US pre-open: Stocks seen weaker ahead of Fed minutes
US stock futures pointed to a weaker open on Wall Street on Wednesday as investors eyed the latest minutes from the Federal Reserve and digested some disappointing data out of China.
At 1005 BST, Dow Jones Industrial Average and S&P 500 futures were down 0.3%, while Nasdaq futures were 0.5% lower. Markets were closed on Tuesday for the Independence Day holiday.
Joshua Mahony, chief market analyst at Scope Markets, said: "Wall Street is set to resume trade with some modest losses following the 4th July break, although downside pressures appear limited - at least for now.
"There are however headlines circling that could prove damaging to US-Sino relations, particularly with Washington planning to restrict China’s access to cloud services, something that could end up taking a toll on some of the tech heavyweights.
"Economic data is rather limited although US factory order numbers for May are expected to show a meaningful uptick, whilst the release of the FOMC meeting minutes later in the session will also be scrutinised to see if there are any clues as to when the Fed may finally call time on its policy tightening exercise.
"Given the run of strong data seen of late, the risk here is that the time horizon will be pushed further out. Investors will also be bracing for Q2 earnings season which kicks off properly in just over a week’s time, so anticipation here could again serve to limit upside until some numbers start to drop."
Mahony called the Dow down 82 points at 34,336 and the S&P down 12 at 4,444. The FOMC minutes are due at 1900 BST. Before that, factory orders figures for May are scheduled for release at 1500 BST.

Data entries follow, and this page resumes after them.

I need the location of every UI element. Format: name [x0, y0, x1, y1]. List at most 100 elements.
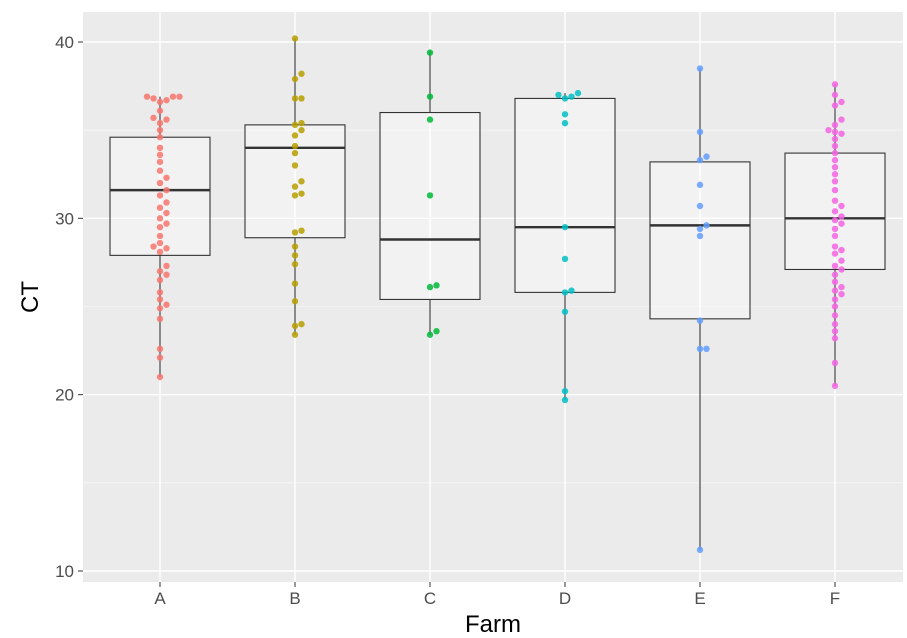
- data-point: [156, 345, 164, 353]
- data-point: [150, 95, 157, 102]
- data-point: [831, 312, 839, 319]
- data-point: [156, 268, 164, 275]
- data-point: [838, 202, 845, 210]
- data-point: [291, 229, 299, 236]
- data-point: [291, 132, 299, 139]
- y-tick-label: 40: [55, 33, 74, 52]
- data-point: [156, 98, 164, 106]
- data-point: [156, 158, 164, 166]
- data-point: [838, 283, 845, 291]
- data-point: [426, 283, 434, 291]
- data-point: [831, 81, 839, 88]
- data-point: [291, 95, 299, 102]
- data-point: [433, 327, 440, 335]
- data-point: [561, 289, 569, 296]
- data-point: [163, 174, 170, 181]
- data-point: [298, 70, 305, 77]
- data-point: [169, 93, 177, 100]
- data-point: [163, 262, 170, 270]
- data-point: [838, 246, 845, 254]
- x-tick-label: D: [559, 589, 571, 608]
- data-point: [696, 317, 704, 324]
- data-point: [703, 153, 710, 160]
- data-point: [561, 119, 569, 127]
- y-axis-title: CT: [17, 281, 44, 313]
- data-point: [298, 320, 305, 328]
- data-point: [696, 202, 704, 210]
- x-tick-label: A: [154, 589, 166, 608]
- data-point: [163, 209, 170, 217]
- data-point: [291, 331, 299, 338]
- data-point: [696, 232, 704, 240]
- data-point: [838, 98, 845, 106]
- data-point: [163, 301, 170, 308]
- data-point: [291, 162, 299, 169]
- data-point: [291, 280, 299, 287]
- data-point: [163, 96, 170, 104]
- data-point: [291, 192, 299, 199]
- data-point: [831, 128, 839, 136]
- data-point: [696, 65, 704, 72]
- data-point: [831, 208, 839, 215]
- data-point: [156, 215, 164, 222]
- data-point: [831, 232, 839, 240]
- data-point: [150, 243, 157, 250]
- data-point: [150, 114, 157, 122]
- data-point: [831, 216, 839, 224]
- data-point: [291, 243, 299, 250]
- data-point: [831, 320, 839, 328]
- data-point: [291, 35, 299, 42]
- data-point: [568, 93, 575, 100]
- data-point: [156, 305, 164, 312]
- data-point: [156, 119, 164, 127]
- data-point: [156, 232, 164, 240]
- box-iqr: [649, 161, 751, 320]
- data-point: [831, 359, 839, 367]
- data-point: [831, 287, 839, 294]
- data-point: [838, 130, 845, 137]
- data-point: [696, 225, 704, 233]
- data-point: [831, 296, 839, 303]
- data-point: [298, 119, 305, 127]
- x-tick-label: F: [830, 589, 840, 608]
- data-point: [703, 222, 710, 229]
- y-tick-label: 20: [55, 386, 74, 405]
- data-point: [298, 126, 305, 134]
- data-point: [831, 250, 839, 257]
- data-point: [703, 345, 710, 353]
- data-point: [696, 128, 704, 136]
- data-point: [176, 93, 183, 100]
- data-point: [156, 296, 164, 303]
- data-point: [696, 156, 704, 164]
- data-point: [291, 322, 299, 330]
- data-point: [831, 303, 839, 310]
- data-point: [163, 220, 170, 227]
- x-tick-label: C: [424, 589, 436, 608]
- data-point: [831, 243, 839, 250]
- data-point: [831, 327, 839, 335]
- data-point: [163, 271, 170, 278]
- data-point: [143, 93, 151, 100]
- data-point: [163, 186, 170, 194]
- data-point: [574, 89, 582, 97]
- data-point: [555, 91, 562, 99]
- x-tick-label: E: [694, 589, 705, 608]
- box-iqr: [514, 97, 616, 293]
- data-point: [696, 181, 704, 189]
- data-point: [291, 298, 299, 305]
- data-point: [156, 192, 164, 199]
- data-point: [426, 331, 434, 338]
- data-point: [156, 239, 164, 247]
- data-point: [831, 186, 839, 194]
- data-point: [831, 278, 839, 286]
- data-point: [426, 192, 434, 199]
- data-point: [825, 126, 832, 134]
- data-point: [163, 116, 170, 123]
- data-point: [291, 149, 299, 157]
- data-point: [156, 248, 164, 256]
- data-point: [156, 204, 164, 211]
- data-point: [831, 262, 839, 270]
- y-tick-label: 10: [55, 562, 74, 581]
- data-point: [156, 276, 164, 284]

Market participants will also be digesting data out earlier showing that activity in China’s services sector expanded at its slowest pace in five months in June.
The Caixin/S&P Global services purchasing managers' index fell to 53.9 from 57.1 in May - the lowest reading since January.
A reading above 50 indicates expansion, while a reading below signals contraction.
The composite PMI, which includes both manufacturing and services activity, fell to 52.5 from 55.6 in May.
"Employment contracted, deflationary pressure mounted, and optimism waned in the manufacturing sector," said Caixin senior economist Wang Zhe. "Meanwhile, the services sector continued a post-Covid rebound, but the recovery was losing steam."